Il patron: “La Lega sa chi è Nicola Canonico, perché faccio calcio da tanti anni. Con questi provvedimenti si crea un danno di immagine e soprattutto si destabilizza l’ambiente. Siamo una società sana”

Dopo la penalizzazione di quattro punti e l’inibizione ai dirigenti Canonico (foto sopra) e Pintus decretata ieri dal Tribunale Nazionale Federale, i dirigenti del club rossonero hanno tenuto questa mattina una conferenza stampa per fare chiarezza sui motivi oggetto del provvedimento del TFN.

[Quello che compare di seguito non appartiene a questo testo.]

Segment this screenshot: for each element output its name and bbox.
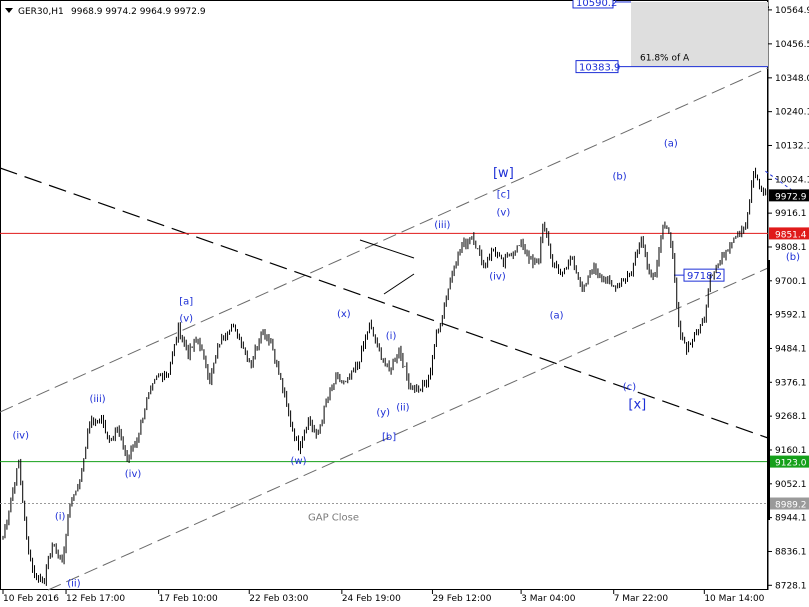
x-tick-label: 10 Feb 2016	[3, 594, 59, 604]
wave-labels: (iv) (i) (ii) (iii) (iv) [a] (v) (w) (x) (i) (ii) (…	[12, 138, 800, 589]
trend-lines	[0, 67, 769, 591]
ohlc-values: 9968.9 9974.2 9964.9 9972.9	[71, 7, 206, 17]
wave-label: (ii)	[396, 403, 409, 414]
wave-label: [w]	[493, 166, 514, 181]
wave-label: (a)	[664, 138, 678, 149]
x-tick-label: 22 Feb 03:00	[249, 594, 308, 604]
y-tick-label: 10348.0	[775, 74, 809, 84]
x-tick-label: 29 Feb 12:00	[432, 594, 491, 604]
wave-label: (c)	[623, 382, 636, 393]
price-chart[interactable]: GER30,H1 9968.9 9974.2 9964.9 9972.9 B ?…	[0, 0, 809, 607]
upper-channel-line	[0, 67, 769, 413]
lower-channel-line	[47, 267, 769, 591]
wave-label: [c]	[497, 190, 510, 201]
wave-label: (v)	[179, 314, 193, 325]
wave-label: (a)	[550, 310, 564, 321]
y-tick-label: 9916.1	[775, 209, 807, 219]
wave-label: [b]	[382, 432, 396, 443]
current-price-label: 9972.9	[775, 192, 807, 202]
symbol-label: GER30,H1	[18, 7, 64, 17]
y-tick-label: 10024.1	[775, 175, 809, 185]
y-tick-label: 9160.1	[775, 446, 807, 456]
wave-trend-line	[383, 273, 415, 295]
y-tick-label: 9592.1	[775, 311, 807, 321]
wave-label: (v)	[497, 208, 511, 219]
annotations: 61.8% of A GAP Close	[308, 54, 690, 524]
y-tick-label: 9052.1	[775, 480, 807, 490]
x-tick-label: 12 Feb 17:00	[66, 594, 125, 604]
candles	[2, 167, 768, 586]
price-axis: 9851.4 9123.0 8989.2 9972.9 10564.9 10456.5 10…	[767, 6, 809, 591]
y-tick-label: 10240.1	[775, 108, 809, 118]
y-tick-label: 8728.1	[775, 581, 807, 591]
wave-label: (ii)	[67, 578, 80, 589]
wave-label: (iv)	[12, 431, 29, 442]
y-tick-label: 10456.5	[775, 40, 809, 50]
wave-label: (i)	[386, 331, 397, 342]
x-tick-label: 17 Feb 10:00	[159, 594, 218, 604]
y-tick-label: 8944.1	[775, 514, 807, 524]
price-tag-label: 9123.0	[775, 459, 807, 469]
x-tick-label: 7 Mar 22:00	[614, 594, 669, 604]
time-axis: 10 Feb 2016 12 Feb 17:00 17 Feb 10:00 22 Fe…	[2, 590, 765, 604]
descending-trend-line	[0, 167, 769, 439]
x-tick-label: 24 Feb 19:00	[342, 594, 401, 604]
y-tick-label: 9484.1	[775, 344, 807, 354]
wave-label: (iii)	[89, 394, 105, 405]
price-tag-label: 9851.4	[775, 230, 807, 240]
level-label: 10590.2	[576, 0, 617, 9]
wave-label: (b)	[786, 252, 800, 263]
level-label: 10383.9	[579, 63, 620, 74]
wave-label: (b)	[613, 171, 627, 182]
gap-close-label: GAP Close	[308, 513, 359, 524]
wave-label: (w)	[291, 456, 307, 467]
x-tick-label: 10 Mar 14:00	[704, 594, 764, 604]
y-tick-label: 9268.1	[775, 412, 807, 422]
level-label: 9718.2	[687, 271, 722, 282]
wave-label: (iv)	[489, 271, 506, 282]
wave-trend-line	[359, 239, 415, 259]
y-tick-label: 10132.1	[775, 141, 809, 151]
y-tick-label: 9808.1	[775, 243, 807, 253]
x-tick-label: 3 Mar 04:00	[521, 594, 576, 604]
y-tick-label: 10564.9	[775, 6, 809, 16]
plot-frame	[0, 0, 768, 590]
wave-label: (x)	[337, 309, 351, 320]
y-tick-label: 9376.1	[775, 378, 807, 388]
price-scale-marker[interactable]	[767, 260, 770, 520]
wave-label: [a]	[179, 296, 193, 307]
y-tick-label: 9700.1	[775, 277, 807, 287]
fib-label: 61.8% of A	[640, 54, 690, 64]
y-tick-label: 8836.1	[775, 547, 807, 557]
wave-label: (y)	[376, 408, 390, 419]
wave-label: (i)	[55, 512, 66, 523]
symbol-dropdown-icon[interactable]	[5, 8, 13, 13]
wave-label: (iii)	[434, 220, 450, 231]
wave-label: [x]	[628, 398, 646, 413]
wave-label: (iv)	[125, 469, 142, 480]
price-tag-label: 8989.2	[775, 501, 807, 511]
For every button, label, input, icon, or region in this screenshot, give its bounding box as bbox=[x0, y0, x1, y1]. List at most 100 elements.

“Era importante che mettessi la faccia per raccontarvi i fatti” ha esordito il presidente Nicola Canonico, il quale ha spiegato: “Le irregolarità sono due. Una riguarda il deposito dell’atto (il passaggio del 51% delle quote della Corporate da Pintus a Canonico, ndr) registrato il 7 luglio e depositato la mattina seguente, non potevamo essere più solerti. L’altra riguarda due certificati su miei carichi pendenti, su cui però ci sono delle autodichiarazioni”. Per ogni irregolarità sono stati assegnati due punti di penalizzazione nel campionato in corso. Inoltre il presidente si è detto rammaricato e arrabbiato per questo provvedimento: “La Lega sa chi è Nicola Canonico, perché faccio calcio da tanti anni. Con questi provvedimenti si crea un danno di immagine e soprattutto si destabilizza l’ambiente. Il Foggia è una società sana”. Infine, Canonico ha fatto chiarezza anche sul “caso Curcio”, non più il capitano dalla ultima partita. “Ho tolto la fascia a Curcio per non dare pressioni mediatiche al calciatore che veniva messo al centro delle polemiche per i risultati negativi”.

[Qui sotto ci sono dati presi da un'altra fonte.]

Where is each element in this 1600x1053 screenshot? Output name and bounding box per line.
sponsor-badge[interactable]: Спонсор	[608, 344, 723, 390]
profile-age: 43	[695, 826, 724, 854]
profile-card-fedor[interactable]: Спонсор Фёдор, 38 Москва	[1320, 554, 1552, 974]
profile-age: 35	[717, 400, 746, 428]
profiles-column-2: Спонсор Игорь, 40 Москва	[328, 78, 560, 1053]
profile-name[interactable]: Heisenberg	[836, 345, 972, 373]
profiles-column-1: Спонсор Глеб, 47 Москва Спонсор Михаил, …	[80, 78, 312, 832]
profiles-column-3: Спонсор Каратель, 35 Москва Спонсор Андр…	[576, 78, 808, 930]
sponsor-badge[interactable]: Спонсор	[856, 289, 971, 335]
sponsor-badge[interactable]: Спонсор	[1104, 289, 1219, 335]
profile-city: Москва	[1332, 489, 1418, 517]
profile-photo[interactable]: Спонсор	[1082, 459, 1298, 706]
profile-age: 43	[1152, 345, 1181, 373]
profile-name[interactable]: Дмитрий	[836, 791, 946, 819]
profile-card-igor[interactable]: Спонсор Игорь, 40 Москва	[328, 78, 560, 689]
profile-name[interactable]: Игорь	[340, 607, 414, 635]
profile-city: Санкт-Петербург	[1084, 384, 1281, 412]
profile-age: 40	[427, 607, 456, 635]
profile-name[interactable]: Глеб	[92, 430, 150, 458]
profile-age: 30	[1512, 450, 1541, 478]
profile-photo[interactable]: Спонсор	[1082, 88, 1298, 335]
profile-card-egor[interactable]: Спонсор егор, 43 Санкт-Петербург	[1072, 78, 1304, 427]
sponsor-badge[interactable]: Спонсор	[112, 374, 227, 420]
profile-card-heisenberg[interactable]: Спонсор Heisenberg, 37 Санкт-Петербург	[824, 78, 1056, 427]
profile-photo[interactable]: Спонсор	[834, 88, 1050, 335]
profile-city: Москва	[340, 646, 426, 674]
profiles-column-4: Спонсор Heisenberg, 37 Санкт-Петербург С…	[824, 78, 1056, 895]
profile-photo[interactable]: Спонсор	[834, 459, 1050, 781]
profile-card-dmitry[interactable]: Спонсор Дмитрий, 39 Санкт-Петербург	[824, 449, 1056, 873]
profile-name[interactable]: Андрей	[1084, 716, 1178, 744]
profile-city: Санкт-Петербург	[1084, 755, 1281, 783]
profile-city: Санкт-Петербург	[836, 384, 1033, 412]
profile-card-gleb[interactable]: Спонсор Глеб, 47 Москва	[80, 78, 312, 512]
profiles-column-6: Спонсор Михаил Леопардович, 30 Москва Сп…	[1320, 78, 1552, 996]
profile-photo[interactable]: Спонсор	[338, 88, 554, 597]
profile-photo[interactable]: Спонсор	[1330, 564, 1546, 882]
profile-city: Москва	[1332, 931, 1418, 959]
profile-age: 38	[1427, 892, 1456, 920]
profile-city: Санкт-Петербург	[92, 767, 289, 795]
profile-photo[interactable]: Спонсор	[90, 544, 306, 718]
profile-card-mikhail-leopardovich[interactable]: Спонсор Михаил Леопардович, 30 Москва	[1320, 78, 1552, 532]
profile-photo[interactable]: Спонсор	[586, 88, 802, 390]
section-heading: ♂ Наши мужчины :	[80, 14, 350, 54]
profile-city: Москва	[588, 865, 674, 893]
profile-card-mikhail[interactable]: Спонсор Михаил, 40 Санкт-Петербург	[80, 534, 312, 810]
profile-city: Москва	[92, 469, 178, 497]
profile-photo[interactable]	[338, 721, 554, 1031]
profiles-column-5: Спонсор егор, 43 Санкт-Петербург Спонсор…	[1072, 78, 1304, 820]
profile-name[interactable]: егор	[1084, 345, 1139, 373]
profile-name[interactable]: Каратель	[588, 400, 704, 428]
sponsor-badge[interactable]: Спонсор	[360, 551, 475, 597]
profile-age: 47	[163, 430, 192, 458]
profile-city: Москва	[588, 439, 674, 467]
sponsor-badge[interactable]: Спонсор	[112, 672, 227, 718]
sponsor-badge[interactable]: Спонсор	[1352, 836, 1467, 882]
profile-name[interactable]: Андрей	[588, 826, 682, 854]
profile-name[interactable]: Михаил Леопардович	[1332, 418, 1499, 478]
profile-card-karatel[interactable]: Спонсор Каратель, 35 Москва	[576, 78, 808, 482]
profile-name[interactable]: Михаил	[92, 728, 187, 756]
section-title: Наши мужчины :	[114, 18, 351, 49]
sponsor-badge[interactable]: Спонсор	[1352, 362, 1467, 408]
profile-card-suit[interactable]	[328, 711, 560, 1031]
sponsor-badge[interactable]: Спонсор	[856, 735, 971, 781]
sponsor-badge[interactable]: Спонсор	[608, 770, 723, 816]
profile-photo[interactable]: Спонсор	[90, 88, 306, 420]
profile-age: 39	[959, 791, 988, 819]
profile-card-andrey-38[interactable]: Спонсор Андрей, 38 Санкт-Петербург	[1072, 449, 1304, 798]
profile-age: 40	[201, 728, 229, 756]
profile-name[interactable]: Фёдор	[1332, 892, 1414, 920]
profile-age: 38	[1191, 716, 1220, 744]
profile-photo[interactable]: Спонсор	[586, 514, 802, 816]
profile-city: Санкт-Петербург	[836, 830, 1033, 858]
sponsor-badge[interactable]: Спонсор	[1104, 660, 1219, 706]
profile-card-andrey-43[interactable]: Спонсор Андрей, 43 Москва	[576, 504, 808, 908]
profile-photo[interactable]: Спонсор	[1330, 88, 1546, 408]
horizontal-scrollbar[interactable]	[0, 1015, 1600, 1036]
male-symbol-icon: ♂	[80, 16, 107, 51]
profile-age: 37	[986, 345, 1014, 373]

Alle parole di Canonico sono seguite quelle dell’avvocato Chiacchio, legale difensore del club, che ha preannunciato un ricorso in Appello del club. “Ci difenderemo ovunque, gli inadempimenti sono solo di carattere formale e le nostre motivazioni saranno accolte” ha precisato l’avvocato che ha spiegato dettagliatamente l’irregolarità commessa: “Il 27 aprile c’è stato un comunicato che ha modificato una norma. Non tutte le società, però, lo hanno recepito: non ha caso in tutti i club nei quali c’è stato il passaggio di proprietà è scattato il defermento”. Per Chiacchio è troppo severa la sanzione: “Occorreva solo una diffida o un sollecito, questo provvedimento è molto eccessivo”.